Seorang wanita ingin menurunkan berat badan dari 70 kg menjadi 56 kg. Ia memutuskan untuk berolah raga. Supaya lekas mendapati postur tubuh yang ideal, ia bertekad berolahraga setiap hari selama sebulan. Apa olah raga yang dipilihnya? Keren: berkuda. Alhasil, dalam sebulan, berat badan kuda tunggangannya turun 20 kg dalam sebulan.
Lelucon itu saya terima dari broadcast seorang teman. Saya tertawa. Sebentar kemudian, saya berpikir, lelucon itu tak mengada-ada.
Baik dalam bisnis maupun dalam kehidupan, banyak orang menggebu-gebu ingin mencapai impian namun tidak tepat dalam menempuh jalan untuk mencapainya. Seperti cerita berkuda di atas. Benar bahwa berkuda adalah salah satu bentuk berolah raga. Berkuda secara sungguh-sungguh juga menghasilkan keringat, yang berujung pada kesehatan. Namun, dalam konteks pencapaian impian di atas, berkuda bukan pilihan yang pas.
Dalam buku The 4 Disciplines of Executions, Chris McChesney, Sean Covey, dan Jim Huling menghadirkan pengukuran baru dalam menilai hasil usaha. Ia menamainya lead measures. Lead measures ini mereka bandingkan dengan apa yang disebut lag measures.

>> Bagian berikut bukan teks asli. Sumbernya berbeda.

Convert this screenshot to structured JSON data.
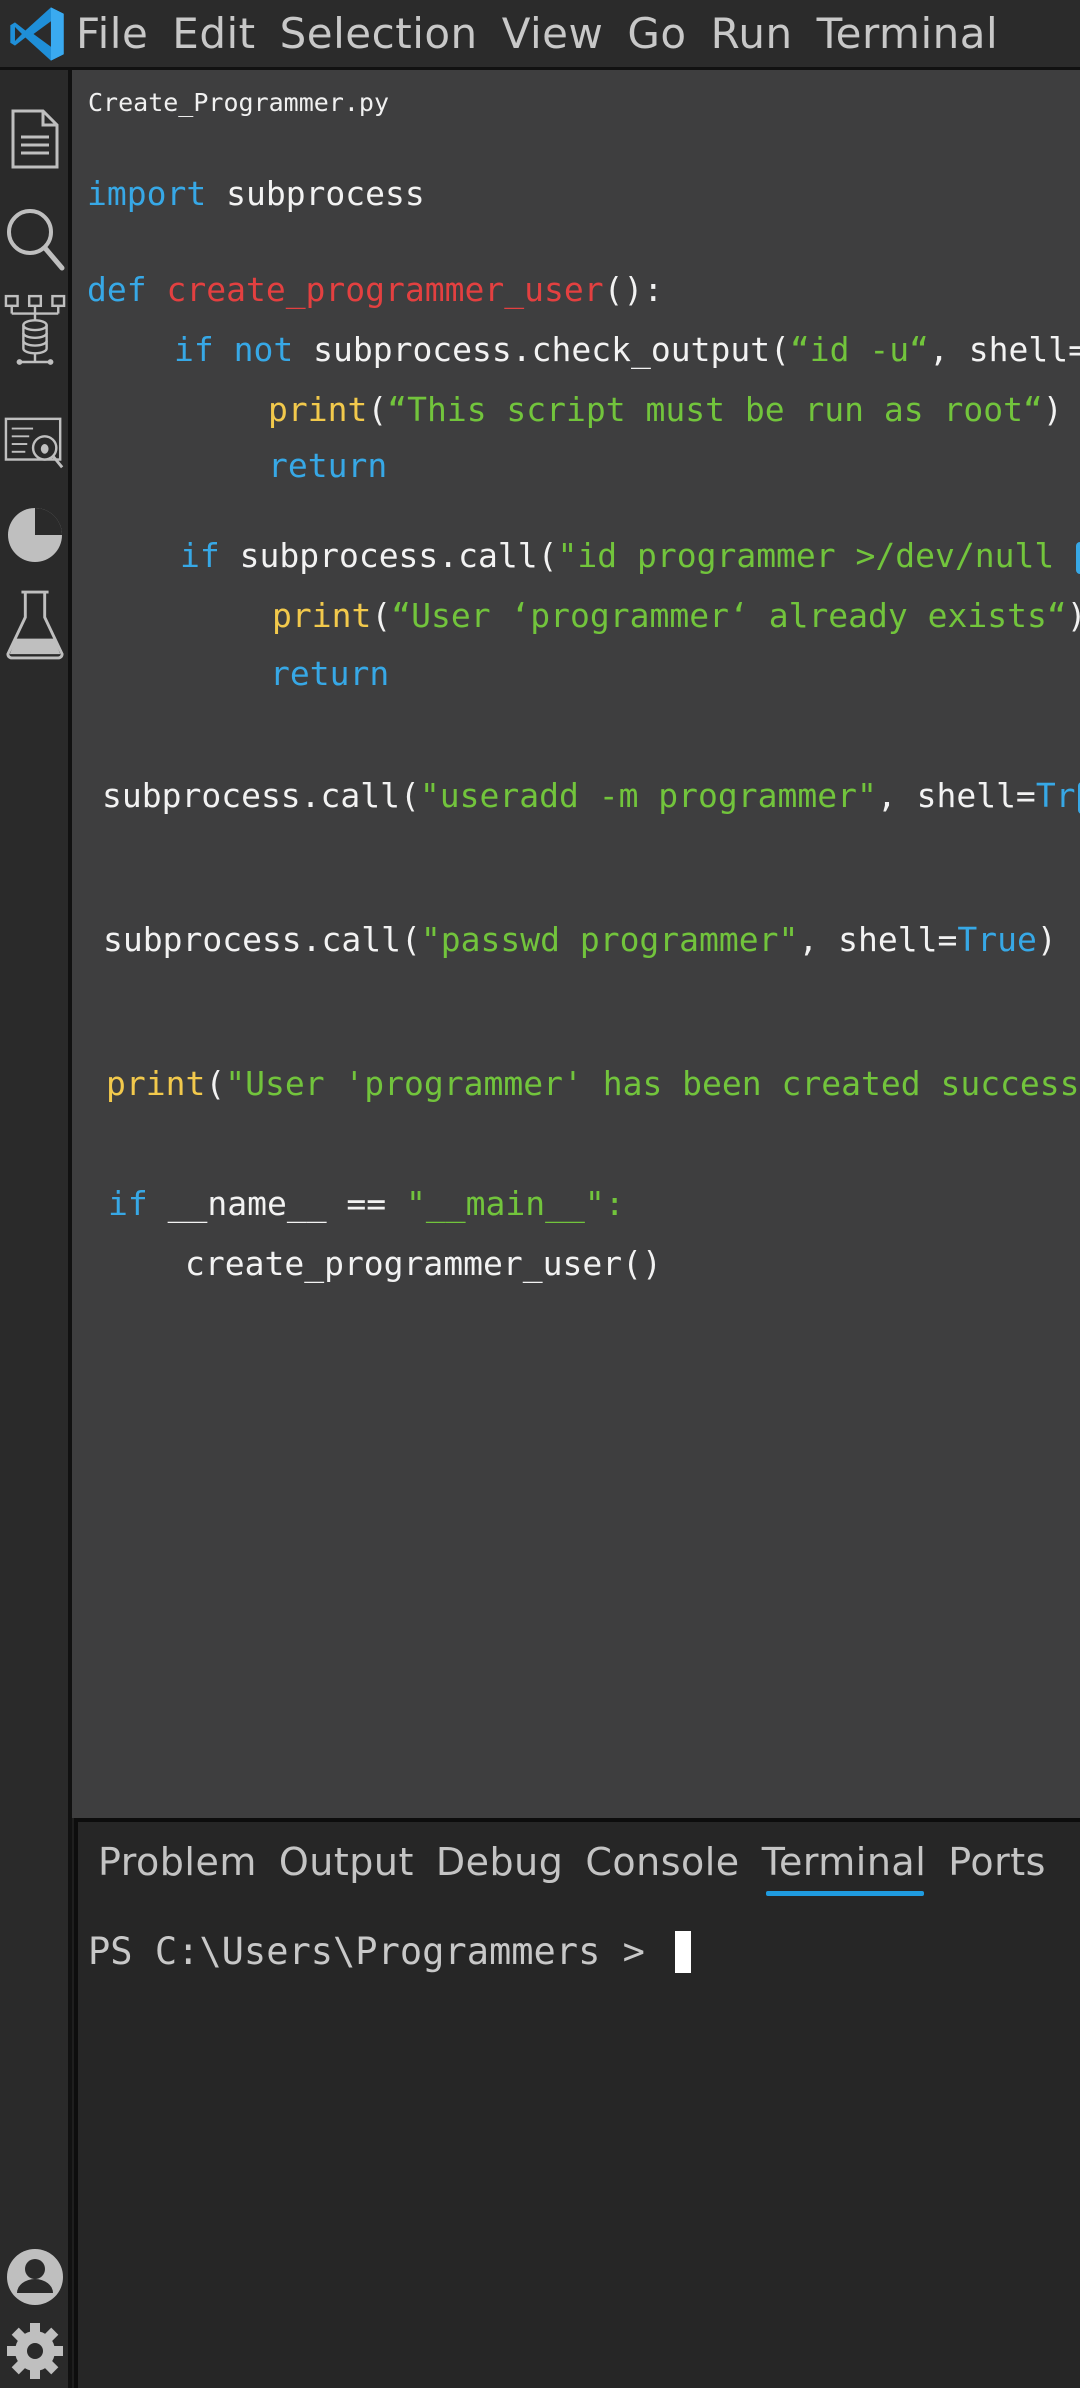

Menggunakan ilustrasi lelucon di atas, berolahraga merupakan lag measure untuk mencapai hasil penurunan berat badan menjadi 56 kg. Kelihatannya sudah benar, sudah efektif, sudah mengarah pada pencapaian hasil. Ya, berolahraga merupakan cara yang benar. Namun, apalagi dengan olahraga yang keliru, hasil yang diimpikan tidak bakal tercapai.

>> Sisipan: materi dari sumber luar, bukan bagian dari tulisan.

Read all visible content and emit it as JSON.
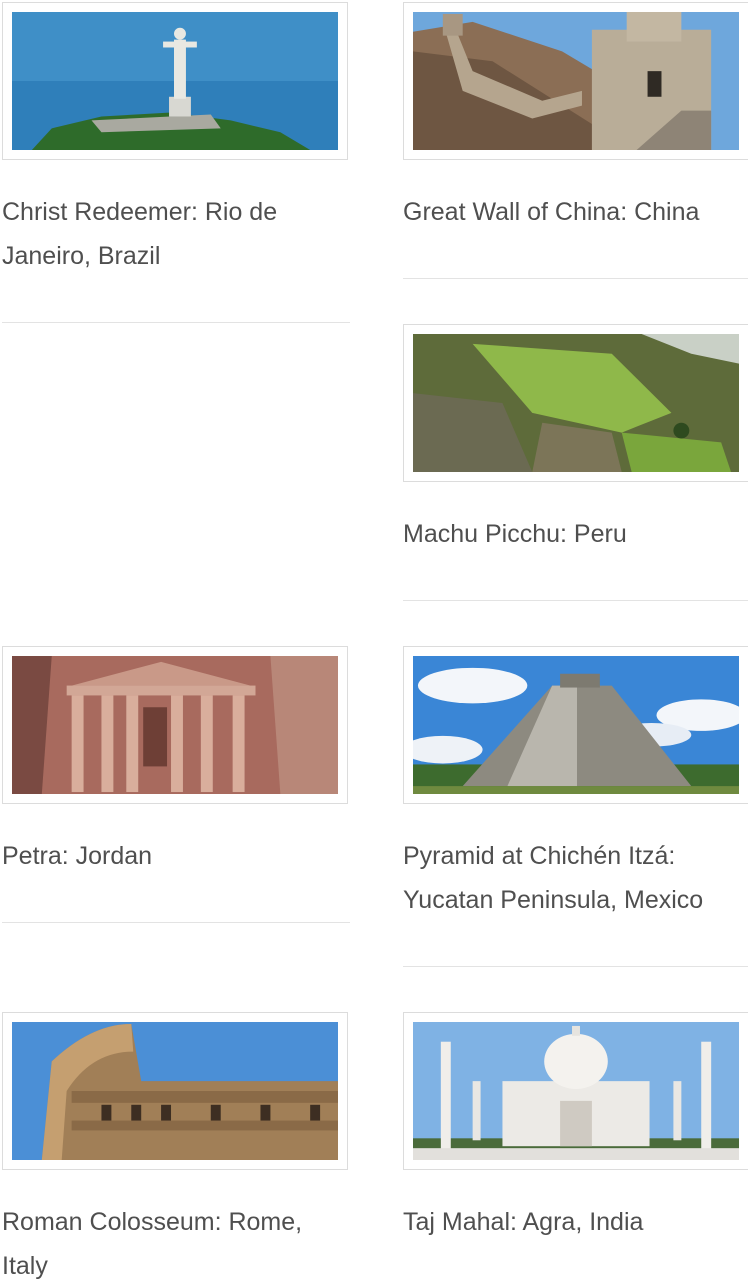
{
  "gallery": {
    "items": [
      {
        "caption": "Christ Redeemer: Rio de Janeiro, Brazil"
      },
      {
        "caption": "Great Wall of China: China"
      },
      {
        "caption": "Machu Picchu: Peru"
      },
      {
        "caption": "Petra: Jordan"
      },
      {
        "caption": "Pyramid at Chichén Itzá: Yucatan Peninsula, Mexico"
      },
      {
        "caption": "Roman Colosseum: Rome, Italy"
      },
      {
        "caption": "Taj Mahal: Agra, India"
      }
    ]
  },
  "colors": {
    "caption_text": "#4f4f4f",
    "divider": "#e3e3e3",
    "frame_border": "#dcdcdc"
  }
}
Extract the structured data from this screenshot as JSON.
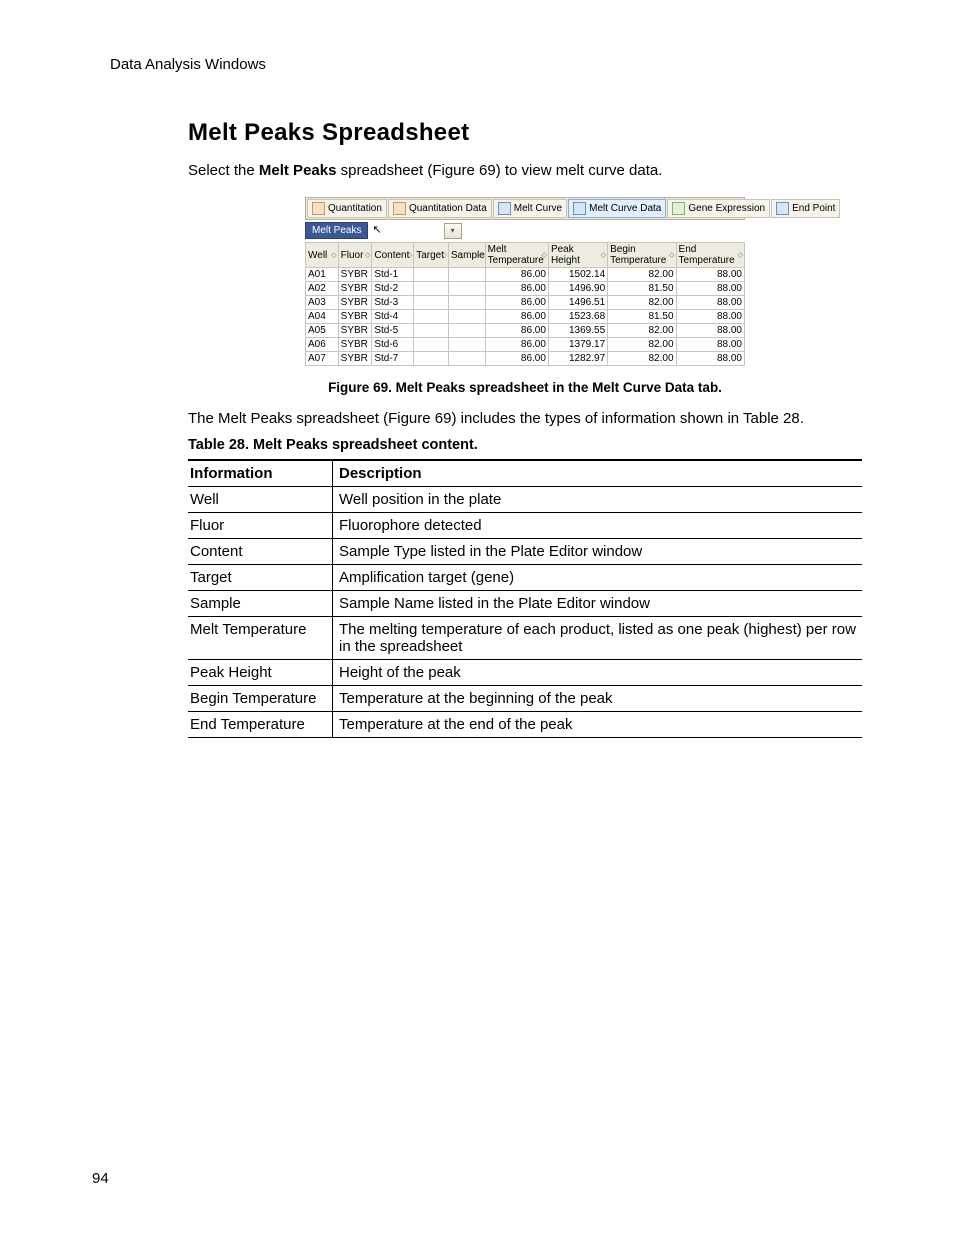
{
  "running_head": "Data Analysis Windows",
  "page_number": "94",
  "heading": "Melt Peaks Spreadsheet",
  "intro": {
    "prefix": "Select the ",
    "bold": "Melt Peaks",
    "suffix": " spreadsheet (Figure 69) to view melt curve data."
  },
  "figure": {
    "tabs": [
      {
        "label": "Quantitation"
      },
      {
        "label": "Quantitation Data"
      },
      {
        "label": "Melt Curve"
      },
      {
        "label": "Melt Curve Data",
        "selected": true
      },
      {
        "label": "Gene Expression"
      },
      {
        "label": "End Point"
      }
    ],
    "sub_tab": "Melt Peaks",
    "cursor_glyph": "↖",
    "dropdown_glyph": "▾",
    "columns": [
      "Well",
      "Fluor",
      "Content",
      "Target",
      "Sample",
      "Melt Temperature",
      "Peak Height",
      "Begin Temperature",
      "End Temperature"
    ],
    "col_widths": [
      "32",
      "33",
      "41",
      "34",
      "36",
      "62",
      "58",
      "67",
      "67"
    ],
    "sort_glyph": "◇",
    "rows": [
      {
        "well": "A01",
        "fluor": "SYBR",
        "content": "Std-1",
        "target": "",
        "sample": "",
        "melt": "86.00",
        "peak": "1502.14",
        "begin": "82.00",
        "end": "88.00"
      },
      {
        "well": "A02",
        "fluor": "SYBR",
        "content": "Std-2",
        "target": "",
        "sample": "",
        "melt": "86.00",
        "peak": "1496.90",
        "begin": "81.50",
        "end": "88.00"
      },
      {
        "well": "A03",
        "fluor": "SYBR",
        "content": "Std-3",
        "target": "",
        "sample": "",
        "melt": "86.00",
        "peak": "1496.51",
        "begin": "82.00",
        "end": "88.00"
      },
      {
        "well": "A04",
        "fluor": "SYBR",
        "content": "Std-4",
        "target": "",
        "sample": "",
        "melt": "86.00",
        "peak": "1523.68",
        "begin": "81.50",
        "end": "88.00"
      },
      {
        "well": "A05",
        "fluor": "SYBR",
        "content": "Std-5",
        "target": "",
        "sample": "",
        "melt": "86.00",
        "peak": "1369.55",
        "begin": "82.00",
        "end": "88.00"
      },
      {
        "well": "A06",
        "fluor": "SYBR",
        "content": "Std-6",
        "target": "",
        "sample": "",
        "melt": "86.00",
        "peak": "1379.17",
        "begin": "82.00",
        "end": "88.00"
      },
      {
        "well": "A07",
        "fluor": "SYBR",
        "content": "Std-7",
        "target": "",
        "sample": "",
        "melt": "86.00",
        "peak": "1282.97",
        "begin": "82.00",
        "end": "88.00"
      }
    ],
    "caption": "Figure 69. Melt Peaks spreadsheet in the Melt Curve Data tab."
  },
  "after_fig": "The Melt Peaks spreadsheet (Figure 69) includes the types of information shown in Table 28.",
  "table28": {
    "caption": "Table 28.  Melt Peaks spreadsheet content.",
    "head": {
      "info": "Information",
      "desc": "Description"
    },
    "rows": [
      {
        "info": "Well",
        "desc": "Well position in the plate"
      },
      {
        "info": "Fluor",
        "desc": "Fluorophore detected"
      },
      {
        "info": "Content",
        "desc": "Sample Type listed in the Plate Editor window"
      },
      {
        "info": "Target",
        "desc": "Amplification target (gene)"
      },
      {
        "info": "Sample",
        "desc": "Sample Name listed in the Plate Editor window"
      },
      {
        "info": "Melt Temperature",
        "desc": "The melting temperature of each product, listed as one peak (highest) per row in the spreadsheet"
      },
      {
        "info": "Peak Height",
        "desc": "Height of the peak"
      },
      {
        "info": "Begin Temperature",
        "desc": "Temperature at the beginning of the peak"
      },
      {
        "info": "End Temperature",
        "desc": "Temperature at the end of the peak"
      }
    ]
  }
}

Lead measures berbicara tentang ukuran yang tepat. Bahwa hasil yang tertentu hanya bisa dicapai melalui cara yang terukur. Ukurannya pun dibatasi dengan pengertian “dalam lingkaran pengaruh”. Jika berolah raga, maka jenis olah raga yang dilakukan harus dalam takaran kemampuan yang terperinci: berapa kali, gerakannya apa, dan berapa kalori yang mau dibakar per hari.

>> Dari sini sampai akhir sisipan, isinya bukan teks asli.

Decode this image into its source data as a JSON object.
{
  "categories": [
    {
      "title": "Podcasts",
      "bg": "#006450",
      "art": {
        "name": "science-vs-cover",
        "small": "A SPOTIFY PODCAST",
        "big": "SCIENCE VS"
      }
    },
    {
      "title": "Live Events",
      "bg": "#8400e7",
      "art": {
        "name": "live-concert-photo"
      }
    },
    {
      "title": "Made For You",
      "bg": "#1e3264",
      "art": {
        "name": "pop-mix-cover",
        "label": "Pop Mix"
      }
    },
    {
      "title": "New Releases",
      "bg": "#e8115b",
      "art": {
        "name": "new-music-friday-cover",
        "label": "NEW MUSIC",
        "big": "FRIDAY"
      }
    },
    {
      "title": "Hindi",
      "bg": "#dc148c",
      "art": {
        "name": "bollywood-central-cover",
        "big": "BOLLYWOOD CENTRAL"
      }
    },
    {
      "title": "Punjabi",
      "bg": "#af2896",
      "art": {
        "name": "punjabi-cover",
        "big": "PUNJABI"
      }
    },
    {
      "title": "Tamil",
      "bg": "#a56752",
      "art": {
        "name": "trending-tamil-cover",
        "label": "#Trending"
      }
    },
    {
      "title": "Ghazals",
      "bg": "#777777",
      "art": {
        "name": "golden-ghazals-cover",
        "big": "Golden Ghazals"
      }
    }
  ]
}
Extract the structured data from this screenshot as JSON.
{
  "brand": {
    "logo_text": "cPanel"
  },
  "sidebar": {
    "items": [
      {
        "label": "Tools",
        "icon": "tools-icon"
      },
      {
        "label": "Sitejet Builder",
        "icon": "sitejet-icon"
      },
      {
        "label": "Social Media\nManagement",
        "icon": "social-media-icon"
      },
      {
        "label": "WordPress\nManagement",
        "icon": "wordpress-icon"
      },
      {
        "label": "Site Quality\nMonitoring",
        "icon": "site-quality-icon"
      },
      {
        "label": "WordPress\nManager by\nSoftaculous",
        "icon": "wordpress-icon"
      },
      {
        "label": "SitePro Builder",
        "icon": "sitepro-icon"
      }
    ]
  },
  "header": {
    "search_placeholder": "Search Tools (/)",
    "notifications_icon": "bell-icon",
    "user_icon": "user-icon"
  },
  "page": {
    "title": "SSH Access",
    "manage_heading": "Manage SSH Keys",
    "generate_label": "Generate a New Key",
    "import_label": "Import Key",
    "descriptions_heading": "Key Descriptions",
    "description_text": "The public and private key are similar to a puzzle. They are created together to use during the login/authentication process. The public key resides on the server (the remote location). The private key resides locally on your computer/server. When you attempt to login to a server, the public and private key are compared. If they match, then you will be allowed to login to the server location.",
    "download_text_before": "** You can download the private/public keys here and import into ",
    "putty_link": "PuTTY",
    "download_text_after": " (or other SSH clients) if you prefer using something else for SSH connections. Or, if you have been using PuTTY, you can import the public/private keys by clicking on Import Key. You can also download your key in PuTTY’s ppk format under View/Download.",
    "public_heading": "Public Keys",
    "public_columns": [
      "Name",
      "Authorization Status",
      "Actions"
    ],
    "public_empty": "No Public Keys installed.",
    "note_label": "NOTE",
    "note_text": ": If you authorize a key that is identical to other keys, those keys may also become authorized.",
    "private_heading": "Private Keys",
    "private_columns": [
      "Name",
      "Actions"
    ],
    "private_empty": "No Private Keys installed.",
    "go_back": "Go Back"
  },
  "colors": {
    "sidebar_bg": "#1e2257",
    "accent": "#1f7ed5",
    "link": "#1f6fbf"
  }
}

Begitu pula dalam bisnis dan kehidupan. Kegagalan dalam mencapai tujuan kerapkali terjadi gara-gara cara mencapainya tidak terukur secara tepat dalam lingkaran pengaruh yang memungkinan. Banyak orang terjebak pada cara-cara yang “kelihatannya benar” (lag measures). Seperti dalam lelucon di awal, orang-orang bisa mengagumi si wanita tersebut karena pilihan olah raganya pada berkuda. Alih-alih tujuan tercapai, justru kudanya yang semakin sehat.
Sudahkah kita menguji lead measures bisnis dan kehidupan kita? Sudahkah hasil terperinci di masa depan kita tempuh dengan cara yang tepat dan terukur? Selamat menguji.